Since this was the Old Gray Lady's first use of the phrase, they had yet to settle on the house style, which calls for capital Os when it's used as a noun or an adjective—"An Off Broadway producer," "Off Off Broadway is flourishing,"—but teeny-weeny Os when it's serving as an adverb—"The play was performed off Broadway." Oh, and never hyphenate it.

Anybody who doesn't own the Times Manual of Style and Usage is a chump.

More interesting than these five decade old copy-quibbles is the fact that the complaints of Off Broadway producers have not changed at all—they are still caught between artistic ambition and the nightmarish realization that, "the path to quality is paved with producers' greenbacks."

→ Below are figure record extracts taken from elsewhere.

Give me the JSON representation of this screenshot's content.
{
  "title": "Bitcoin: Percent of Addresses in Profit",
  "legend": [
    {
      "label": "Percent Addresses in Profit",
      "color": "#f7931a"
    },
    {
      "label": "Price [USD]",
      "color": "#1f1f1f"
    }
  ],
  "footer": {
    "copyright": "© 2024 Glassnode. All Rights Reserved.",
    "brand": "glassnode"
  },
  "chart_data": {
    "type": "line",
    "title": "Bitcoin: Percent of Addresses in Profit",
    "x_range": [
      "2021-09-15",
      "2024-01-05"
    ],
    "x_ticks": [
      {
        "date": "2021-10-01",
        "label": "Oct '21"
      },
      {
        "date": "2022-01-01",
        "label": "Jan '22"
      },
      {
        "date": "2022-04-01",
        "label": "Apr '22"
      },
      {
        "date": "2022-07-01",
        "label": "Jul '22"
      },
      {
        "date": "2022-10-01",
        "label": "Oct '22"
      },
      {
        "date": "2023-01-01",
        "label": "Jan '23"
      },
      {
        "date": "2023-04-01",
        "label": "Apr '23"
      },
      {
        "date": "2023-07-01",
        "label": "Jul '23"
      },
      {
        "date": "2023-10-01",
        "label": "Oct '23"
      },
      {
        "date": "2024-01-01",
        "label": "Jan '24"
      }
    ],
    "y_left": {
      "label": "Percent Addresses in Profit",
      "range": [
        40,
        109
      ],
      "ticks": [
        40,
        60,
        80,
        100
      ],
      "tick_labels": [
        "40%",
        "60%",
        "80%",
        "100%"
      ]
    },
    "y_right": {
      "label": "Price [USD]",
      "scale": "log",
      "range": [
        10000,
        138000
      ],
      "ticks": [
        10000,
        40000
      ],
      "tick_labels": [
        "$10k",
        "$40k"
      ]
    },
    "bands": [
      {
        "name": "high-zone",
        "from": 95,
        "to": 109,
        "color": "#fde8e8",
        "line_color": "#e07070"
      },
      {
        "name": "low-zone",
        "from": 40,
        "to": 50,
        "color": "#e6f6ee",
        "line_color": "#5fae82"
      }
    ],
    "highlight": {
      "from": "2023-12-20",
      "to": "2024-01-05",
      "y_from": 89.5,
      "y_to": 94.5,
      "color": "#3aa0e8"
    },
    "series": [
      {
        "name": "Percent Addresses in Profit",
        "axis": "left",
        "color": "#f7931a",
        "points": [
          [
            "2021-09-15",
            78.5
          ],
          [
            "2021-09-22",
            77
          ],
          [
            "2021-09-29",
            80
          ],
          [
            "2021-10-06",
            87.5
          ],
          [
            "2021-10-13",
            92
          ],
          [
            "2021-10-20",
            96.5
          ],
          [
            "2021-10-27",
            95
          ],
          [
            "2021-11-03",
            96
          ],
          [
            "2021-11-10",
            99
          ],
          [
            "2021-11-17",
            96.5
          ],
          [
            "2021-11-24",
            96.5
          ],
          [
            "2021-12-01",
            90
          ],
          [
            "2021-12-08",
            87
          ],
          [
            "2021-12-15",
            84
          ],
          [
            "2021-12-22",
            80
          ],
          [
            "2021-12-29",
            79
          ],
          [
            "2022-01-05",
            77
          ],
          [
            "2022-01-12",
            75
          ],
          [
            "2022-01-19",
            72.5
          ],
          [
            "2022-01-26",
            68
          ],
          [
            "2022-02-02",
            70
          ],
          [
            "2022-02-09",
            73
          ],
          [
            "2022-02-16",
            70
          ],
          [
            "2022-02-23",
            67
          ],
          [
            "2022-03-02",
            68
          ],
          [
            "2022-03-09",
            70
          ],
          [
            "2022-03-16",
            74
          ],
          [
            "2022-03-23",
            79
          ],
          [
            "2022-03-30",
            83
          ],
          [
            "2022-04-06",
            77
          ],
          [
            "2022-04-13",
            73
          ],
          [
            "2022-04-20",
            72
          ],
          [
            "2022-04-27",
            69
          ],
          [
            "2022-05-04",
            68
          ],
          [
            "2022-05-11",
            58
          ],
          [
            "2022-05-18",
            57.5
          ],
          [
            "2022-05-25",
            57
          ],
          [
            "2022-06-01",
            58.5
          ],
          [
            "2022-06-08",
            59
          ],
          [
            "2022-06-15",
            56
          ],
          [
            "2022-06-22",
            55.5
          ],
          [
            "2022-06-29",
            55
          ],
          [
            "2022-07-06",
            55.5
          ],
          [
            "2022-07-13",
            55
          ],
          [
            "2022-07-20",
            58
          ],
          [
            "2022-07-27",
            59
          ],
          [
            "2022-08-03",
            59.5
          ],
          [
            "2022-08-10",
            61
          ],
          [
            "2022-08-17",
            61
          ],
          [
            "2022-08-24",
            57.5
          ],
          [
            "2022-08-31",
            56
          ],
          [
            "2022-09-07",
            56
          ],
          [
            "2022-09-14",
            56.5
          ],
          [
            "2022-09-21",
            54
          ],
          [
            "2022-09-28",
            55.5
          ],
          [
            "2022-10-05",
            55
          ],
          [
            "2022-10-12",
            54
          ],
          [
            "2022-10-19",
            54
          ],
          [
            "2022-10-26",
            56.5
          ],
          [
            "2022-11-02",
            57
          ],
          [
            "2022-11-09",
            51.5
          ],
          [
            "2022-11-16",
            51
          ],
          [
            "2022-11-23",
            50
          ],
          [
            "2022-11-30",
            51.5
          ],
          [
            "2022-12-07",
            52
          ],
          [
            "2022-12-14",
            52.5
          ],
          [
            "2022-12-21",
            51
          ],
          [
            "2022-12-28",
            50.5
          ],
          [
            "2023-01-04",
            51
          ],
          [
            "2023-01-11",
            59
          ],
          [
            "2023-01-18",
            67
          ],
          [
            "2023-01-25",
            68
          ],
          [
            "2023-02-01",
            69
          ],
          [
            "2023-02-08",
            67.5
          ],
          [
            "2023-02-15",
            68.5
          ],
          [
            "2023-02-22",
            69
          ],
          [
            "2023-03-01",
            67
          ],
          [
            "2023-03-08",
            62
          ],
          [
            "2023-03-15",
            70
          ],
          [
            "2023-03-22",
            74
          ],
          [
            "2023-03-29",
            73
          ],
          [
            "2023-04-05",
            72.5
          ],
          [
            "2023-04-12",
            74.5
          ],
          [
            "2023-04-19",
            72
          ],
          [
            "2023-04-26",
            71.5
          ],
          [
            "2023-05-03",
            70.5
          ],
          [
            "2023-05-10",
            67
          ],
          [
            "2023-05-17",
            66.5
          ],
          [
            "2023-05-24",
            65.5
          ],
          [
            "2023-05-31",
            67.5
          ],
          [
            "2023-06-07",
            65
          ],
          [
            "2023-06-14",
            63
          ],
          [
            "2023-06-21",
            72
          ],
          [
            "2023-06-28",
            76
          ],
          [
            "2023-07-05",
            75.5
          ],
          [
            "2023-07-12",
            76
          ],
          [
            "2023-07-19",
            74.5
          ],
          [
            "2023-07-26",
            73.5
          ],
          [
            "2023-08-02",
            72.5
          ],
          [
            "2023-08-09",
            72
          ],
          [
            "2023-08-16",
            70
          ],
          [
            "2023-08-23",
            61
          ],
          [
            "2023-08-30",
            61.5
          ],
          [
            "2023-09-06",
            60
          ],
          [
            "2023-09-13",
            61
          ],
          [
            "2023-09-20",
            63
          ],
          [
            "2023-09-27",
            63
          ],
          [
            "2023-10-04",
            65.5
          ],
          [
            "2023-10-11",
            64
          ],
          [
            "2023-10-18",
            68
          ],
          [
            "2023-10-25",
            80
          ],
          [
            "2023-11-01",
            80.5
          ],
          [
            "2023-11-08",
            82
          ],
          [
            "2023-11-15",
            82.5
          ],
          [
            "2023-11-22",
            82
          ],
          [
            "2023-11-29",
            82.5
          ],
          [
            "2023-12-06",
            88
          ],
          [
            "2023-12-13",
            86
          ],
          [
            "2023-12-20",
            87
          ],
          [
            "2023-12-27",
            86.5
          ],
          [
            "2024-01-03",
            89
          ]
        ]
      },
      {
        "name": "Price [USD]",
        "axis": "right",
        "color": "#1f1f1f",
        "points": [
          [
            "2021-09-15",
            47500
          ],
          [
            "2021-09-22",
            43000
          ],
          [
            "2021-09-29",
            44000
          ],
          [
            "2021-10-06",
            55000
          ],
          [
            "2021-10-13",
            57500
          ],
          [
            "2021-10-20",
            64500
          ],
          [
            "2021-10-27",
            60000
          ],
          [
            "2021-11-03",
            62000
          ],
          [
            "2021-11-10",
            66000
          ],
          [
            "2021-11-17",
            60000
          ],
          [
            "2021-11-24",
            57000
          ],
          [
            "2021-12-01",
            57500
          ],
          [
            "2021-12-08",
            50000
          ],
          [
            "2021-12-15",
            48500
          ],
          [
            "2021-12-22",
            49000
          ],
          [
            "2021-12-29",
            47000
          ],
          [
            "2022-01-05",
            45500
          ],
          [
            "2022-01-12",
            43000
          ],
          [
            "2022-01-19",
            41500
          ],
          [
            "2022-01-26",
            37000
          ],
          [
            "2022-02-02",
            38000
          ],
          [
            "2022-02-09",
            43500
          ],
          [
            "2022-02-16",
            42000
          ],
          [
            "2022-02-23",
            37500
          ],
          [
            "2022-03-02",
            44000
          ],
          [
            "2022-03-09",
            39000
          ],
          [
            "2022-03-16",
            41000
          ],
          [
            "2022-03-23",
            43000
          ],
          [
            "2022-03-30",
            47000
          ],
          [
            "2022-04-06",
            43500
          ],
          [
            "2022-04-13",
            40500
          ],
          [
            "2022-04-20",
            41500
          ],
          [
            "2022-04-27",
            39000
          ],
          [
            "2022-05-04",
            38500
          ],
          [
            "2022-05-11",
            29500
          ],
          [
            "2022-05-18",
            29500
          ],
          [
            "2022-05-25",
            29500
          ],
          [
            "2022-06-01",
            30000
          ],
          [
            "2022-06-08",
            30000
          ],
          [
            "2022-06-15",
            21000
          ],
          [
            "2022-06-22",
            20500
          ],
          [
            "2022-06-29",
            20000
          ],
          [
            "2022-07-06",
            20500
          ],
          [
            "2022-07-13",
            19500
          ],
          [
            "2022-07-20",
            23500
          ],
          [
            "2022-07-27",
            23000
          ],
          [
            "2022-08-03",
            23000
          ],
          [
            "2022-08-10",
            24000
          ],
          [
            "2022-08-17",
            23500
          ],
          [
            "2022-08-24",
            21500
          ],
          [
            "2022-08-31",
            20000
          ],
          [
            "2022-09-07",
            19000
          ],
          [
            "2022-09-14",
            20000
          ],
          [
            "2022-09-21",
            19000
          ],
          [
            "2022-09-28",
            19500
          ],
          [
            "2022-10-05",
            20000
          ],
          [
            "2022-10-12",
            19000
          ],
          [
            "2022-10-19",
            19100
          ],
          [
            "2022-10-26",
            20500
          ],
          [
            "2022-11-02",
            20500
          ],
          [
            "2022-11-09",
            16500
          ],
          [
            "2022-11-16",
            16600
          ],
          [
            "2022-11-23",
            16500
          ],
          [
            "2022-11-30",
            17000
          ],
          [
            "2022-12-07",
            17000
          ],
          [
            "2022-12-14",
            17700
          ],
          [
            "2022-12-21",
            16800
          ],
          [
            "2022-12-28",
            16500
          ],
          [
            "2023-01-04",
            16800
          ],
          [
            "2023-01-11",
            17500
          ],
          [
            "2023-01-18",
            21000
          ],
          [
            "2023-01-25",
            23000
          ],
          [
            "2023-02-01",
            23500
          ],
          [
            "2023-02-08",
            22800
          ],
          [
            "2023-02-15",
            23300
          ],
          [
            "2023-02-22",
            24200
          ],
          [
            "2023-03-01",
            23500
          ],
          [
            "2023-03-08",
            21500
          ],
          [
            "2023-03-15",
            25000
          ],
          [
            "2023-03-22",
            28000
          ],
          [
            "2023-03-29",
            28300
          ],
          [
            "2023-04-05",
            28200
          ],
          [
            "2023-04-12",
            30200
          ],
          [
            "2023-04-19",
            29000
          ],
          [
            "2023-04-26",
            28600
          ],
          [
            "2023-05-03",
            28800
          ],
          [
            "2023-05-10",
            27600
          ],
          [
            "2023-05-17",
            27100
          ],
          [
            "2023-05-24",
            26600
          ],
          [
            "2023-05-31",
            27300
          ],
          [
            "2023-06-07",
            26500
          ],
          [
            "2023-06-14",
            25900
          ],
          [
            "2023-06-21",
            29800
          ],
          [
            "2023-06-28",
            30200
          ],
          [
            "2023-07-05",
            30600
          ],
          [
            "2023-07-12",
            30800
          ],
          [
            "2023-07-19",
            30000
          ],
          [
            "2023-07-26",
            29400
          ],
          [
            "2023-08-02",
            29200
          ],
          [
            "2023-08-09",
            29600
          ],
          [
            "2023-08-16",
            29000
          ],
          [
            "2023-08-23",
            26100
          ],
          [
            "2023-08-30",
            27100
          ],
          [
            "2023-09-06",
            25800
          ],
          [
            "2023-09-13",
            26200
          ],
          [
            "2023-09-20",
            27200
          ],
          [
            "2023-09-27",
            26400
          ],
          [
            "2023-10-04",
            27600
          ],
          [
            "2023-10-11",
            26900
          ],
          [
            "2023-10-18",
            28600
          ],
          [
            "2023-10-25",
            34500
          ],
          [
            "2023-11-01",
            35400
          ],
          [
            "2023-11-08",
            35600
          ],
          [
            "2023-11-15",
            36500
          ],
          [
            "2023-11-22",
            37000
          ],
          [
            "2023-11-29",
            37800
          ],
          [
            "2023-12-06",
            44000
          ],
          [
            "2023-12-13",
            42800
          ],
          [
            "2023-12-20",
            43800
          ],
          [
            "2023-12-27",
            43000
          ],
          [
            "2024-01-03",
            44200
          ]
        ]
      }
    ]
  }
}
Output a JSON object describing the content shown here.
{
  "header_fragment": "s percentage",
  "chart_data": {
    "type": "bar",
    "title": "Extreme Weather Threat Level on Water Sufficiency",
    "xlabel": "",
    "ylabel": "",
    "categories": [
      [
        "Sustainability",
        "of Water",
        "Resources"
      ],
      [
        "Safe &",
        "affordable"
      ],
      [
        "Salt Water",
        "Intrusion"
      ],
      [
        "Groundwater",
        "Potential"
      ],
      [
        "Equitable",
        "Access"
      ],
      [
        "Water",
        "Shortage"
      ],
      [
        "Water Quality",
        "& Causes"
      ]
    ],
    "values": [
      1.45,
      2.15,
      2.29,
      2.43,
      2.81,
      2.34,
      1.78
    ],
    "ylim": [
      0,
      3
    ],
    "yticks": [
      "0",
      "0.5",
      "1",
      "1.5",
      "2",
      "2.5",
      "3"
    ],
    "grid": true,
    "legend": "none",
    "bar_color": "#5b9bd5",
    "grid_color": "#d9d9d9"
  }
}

A few quick figures illustrate the situation. In 1953, a play, "Climate of Eden," was opened for $500. Today the average cost is between $7,000 and $15,000, with $20,000 no longer unusual. The revival of "Johnny Johnson," which ran for seventeen performances, cost $40,000. One of the most experienced off-Broadway producers estimated recently that of approximately 600 off-Broadway productions in the last five years, not more than twenty had made a profit.

That forty grand, internet inflation calculators will tell you, is over $300,000 today. It's been a long time since producing off Broadway was cheap.

Various scourges are blamed. The producers of the '50s criticize the rent charged by theater owners—as high as $800 a week in Eisenhower-bucks—they rage about Actors' Equity wage demands—$40 to $70 weekly—and they complain that competition among the thirty or so Off Broadway houses has forced them to raise standards and spend money in desperate hope that their show will be a hit and transfer to Broadway. "Each producer," reporter Murray Schumach tells us, "clings to the hope that his project will be another 'End as a Man,' 'The Iceman Cometh,' 'The Threepenny Opera,' 'Way of the World,' 'Uncle Vanya' or 'Purple Dust.'"

Those titles reflect one thing about the Off Broadway of old that surprised me—a heavy reliance on "the vastness of literary public domain, where prestige is high and royalties non-existent." This was a day when new plays could find a home on Broadway, and didn't need to take refuge below Fourteenth Street. What was on stage might have been old fashioned, but the front of house headaches have hardly changed at all.